Pourtant, on ne peut qu’être étonné par l’ambition, très élevée, que s’assignent les concepteurs : faire découvrir et mieux connaître des contenus scientifiques, faire apprécier et goûter les qualités sensibles ou esthétiques des mêmes objets et, surtout, transformer ou modifier les attitudes ou les opinions des visiteurs… Autant de vœux pieux. L’évaluation consiste, avec des méthodes et des approches puisées dans les sciences sociales, à explorer ce continent inconnu : qui sont les publics de ces sentiers de découverte aménagés ? Qui fréquente un parcours d’interprétation et comment est-il utilisé ? Et que retiennent de cette activité les petits groupes de promeneurs qui le parcourent ?
L’évaluation procède par étapes :
• Analyser les objectifs des concepteurs de façon à en dresser un tableau précis et objectif.
• Se demander si le dispositif traduit effectivement ses intentions, puis esquisser des hypothèses sur ses effets potentiels sur les catégories de visiteurs.
• Observer, rencontrer et faire témoigner les visiteurs ; analyser les données recueillies et les mettre en relation avec les caractéristiques sociologiques d’un échantillon aléatoire et raisonné ; au besoin comparer les usages et les réactions de ces visiteurs spontanés à ceux de quelques visiteurs experts et avertis.
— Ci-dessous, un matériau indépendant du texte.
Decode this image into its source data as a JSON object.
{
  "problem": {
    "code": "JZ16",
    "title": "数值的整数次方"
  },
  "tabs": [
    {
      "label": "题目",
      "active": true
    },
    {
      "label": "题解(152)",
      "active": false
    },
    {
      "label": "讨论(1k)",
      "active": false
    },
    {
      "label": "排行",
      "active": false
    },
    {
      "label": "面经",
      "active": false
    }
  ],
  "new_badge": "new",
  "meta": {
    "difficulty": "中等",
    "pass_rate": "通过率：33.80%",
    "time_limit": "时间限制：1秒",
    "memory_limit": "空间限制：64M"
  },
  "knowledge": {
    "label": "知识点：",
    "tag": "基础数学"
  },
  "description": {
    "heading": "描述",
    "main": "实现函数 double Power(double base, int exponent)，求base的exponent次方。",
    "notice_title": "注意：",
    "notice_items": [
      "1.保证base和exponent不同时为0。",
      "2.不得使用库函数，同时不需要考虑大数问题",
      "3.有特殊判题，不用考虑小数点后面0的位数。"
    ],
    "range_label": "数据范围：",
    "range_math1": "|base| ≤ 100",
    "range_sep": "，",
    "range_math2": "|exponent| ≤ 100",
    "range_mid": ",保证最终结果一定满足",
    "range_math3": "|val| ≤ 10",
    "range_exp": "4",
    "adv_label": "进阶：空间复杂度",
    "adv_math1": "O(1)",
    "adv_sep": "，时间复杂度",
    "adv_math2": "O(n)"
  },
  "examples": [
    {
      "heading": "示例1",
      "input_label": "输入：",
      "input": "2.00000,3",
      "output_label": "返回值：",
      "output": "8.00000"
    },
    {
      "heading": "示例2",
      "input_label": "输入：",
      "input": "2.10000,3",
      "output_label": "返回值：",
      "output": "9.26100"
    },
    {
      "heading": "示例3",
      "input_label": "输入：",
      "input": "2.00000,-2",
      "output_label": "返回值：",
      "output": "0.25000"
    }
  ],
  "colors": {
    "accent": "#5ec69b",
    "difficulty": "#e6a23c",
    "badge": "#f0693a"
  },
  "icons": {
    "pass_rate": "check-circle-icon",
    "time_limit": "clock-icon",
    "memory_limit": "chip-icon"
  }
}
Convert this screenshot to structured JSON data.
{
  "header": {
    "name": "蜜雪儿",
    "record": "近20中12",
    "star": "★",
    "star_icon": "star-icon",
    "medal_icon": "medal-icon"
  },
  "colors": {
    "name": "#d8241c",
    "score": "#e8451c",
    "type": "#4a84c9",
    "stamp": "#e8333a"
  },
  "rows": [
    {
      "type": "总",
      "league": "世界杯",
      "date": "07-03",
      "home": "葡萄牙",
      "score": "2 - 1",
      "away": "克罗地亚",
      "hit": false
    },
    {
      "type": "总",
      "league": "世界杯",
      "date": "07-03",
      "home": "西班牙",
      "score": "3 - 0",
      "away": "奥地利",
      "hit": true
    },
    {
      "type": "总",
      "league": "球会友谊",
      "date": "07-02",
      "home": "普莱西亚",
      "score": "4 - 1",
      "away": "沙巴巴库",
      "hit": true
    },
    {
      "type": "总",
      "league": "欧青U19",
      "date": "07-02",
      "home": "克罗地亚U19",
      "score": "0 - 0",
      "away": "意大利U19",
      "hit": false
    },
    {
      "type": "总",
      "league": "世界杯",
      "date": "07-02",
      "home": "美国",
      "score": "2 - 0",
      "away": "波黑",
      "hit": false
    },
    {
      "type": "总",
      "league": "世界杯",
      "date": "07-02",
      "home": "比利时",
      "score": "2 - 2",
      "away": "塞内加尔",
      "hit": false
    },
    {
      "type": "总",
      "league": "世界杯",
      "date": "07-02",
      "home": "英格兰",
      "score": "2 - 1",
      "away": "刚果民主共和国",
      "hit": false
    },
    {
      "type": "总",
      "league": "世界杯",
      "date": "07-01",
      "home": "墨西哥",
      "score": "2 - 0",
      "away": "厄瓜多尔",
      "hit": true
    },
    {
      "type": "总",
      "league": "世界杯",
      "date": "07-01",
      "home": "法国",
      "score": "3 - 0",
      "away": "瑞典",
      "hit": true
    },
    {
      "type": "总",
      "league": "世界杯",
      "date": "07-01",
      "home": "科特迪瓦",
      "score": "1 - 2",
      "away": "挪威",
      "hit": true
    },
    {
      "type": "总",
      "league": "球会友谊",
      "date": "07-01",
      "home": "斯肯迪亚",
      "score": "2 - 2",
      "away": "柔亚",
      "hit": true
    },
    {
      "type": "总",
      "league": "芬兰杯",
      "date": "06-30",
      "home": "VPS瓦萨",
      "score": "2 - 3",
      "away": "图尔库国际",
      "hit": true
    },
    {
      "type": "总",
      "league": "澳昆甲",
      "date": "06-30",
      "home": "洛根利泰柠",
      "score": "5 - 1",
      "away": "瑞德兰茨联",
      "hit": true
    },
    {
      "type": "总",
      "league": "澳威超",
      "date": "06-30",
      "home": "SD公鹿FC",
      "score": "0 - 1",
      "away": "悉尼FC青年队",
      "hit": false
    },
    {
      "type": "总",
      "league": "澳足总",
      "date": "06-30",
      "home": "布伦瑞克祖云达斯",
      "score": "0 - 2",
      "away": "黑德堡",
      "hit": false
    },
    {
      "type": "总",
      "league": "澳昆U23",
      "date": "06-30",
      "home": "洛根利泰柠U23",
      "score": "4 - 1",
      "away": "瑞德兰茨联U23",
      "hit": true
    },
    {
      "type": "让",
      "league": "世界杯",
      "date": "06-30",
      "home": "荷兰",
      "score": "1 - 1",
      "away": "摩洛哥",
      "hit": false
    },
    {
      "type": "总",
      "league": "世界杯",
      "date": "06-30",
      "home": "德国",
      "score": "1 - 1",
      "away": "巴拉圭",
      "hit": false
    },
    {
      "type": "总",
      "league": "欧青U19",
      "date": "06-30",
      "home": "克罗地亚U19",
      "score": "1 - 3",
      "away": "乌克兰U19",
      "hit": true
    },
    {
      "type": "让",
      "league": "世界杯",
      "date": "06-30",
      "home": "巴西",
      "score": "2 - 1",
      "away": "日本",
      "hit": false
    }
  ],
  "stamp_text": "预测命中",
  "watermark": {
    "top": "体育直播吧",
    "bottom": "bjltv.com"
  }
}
À quoi peut servir l’évaluation ?
Produire des dispositifs d’interprétation n’est pas une fin en soi ; évaluer leurs modalités d’usage, de réception et d’appropriation par les différentes catégories de public permet de mesurer l’impact réel de l’équipement et l’écart éventuel avec les objectifs avancés. Les utilisateurs des parcours d’interprétation les apprécient en général et se réjouissent d’y avoir consacré du temps. Cependant, ce jugement cache mal l’extrême hétérogénéité des démarches vécues, de ce qu’ils disent avoir ressenti, compris et retenu. En effet, les dispositifs d’interprétation supposent que les personnes soient actrices de leur démarche ; ne disposant que d’informations rares et minimales (pour ne pas encombrer ou dénaturer l’espace), elles sont, le plus souvent incapables d’en repérer le propos.
Ainsi, à peine 15 % des utilisateurs du « sentier des ocres » (Lubéron) perçoivent qu’ils se sont promenés dans une ancienne carrière dont on a extrait des matières premières ; moins encore savent quand cette carrière a fonctionné ou à quoi servaient les pigments colorés. Seule une petite minorité de visiteurs de « Mémoires de garrigues » (Pont du Gard) retient que la garrigue est un paysage qui résulte de la rencontre entre un espace naturel, façonné par le climat méditerranéen et un sol
calcaire, et des activités agricoles et
pastorales.
Mauvais emplacements des repères et panneaux qui ne sont ni vus, ni consultés, textes et images trop elliptiques ou trop spécialisés, signalétique peu efficace, rythme de la découverte non réfléchi, absence de repères pour découvrir ce qui est promis, discours infantilisant, aménagements non adaptés aux familles avec jeunes enfants et poussettes : les erreurs de conception peuvent être de nature diverse. On en vient à se demander si les dispositifs d’interprétation peuvent effectivement être compris et ressentis au-delà du petit cercle des convaincus, qui possèdent déjà, par leurs connaissances préalables, leur culture et leurs habitudes acquises par des pratiques répétées de cette activité, la maîtrise des modes d’accès à leur contenu.
L’idéal serait d’évaluer d’abord un dispositif temporaire et de ne mettre en place le dispositif définitif qu’après cette démarche d’évaluation.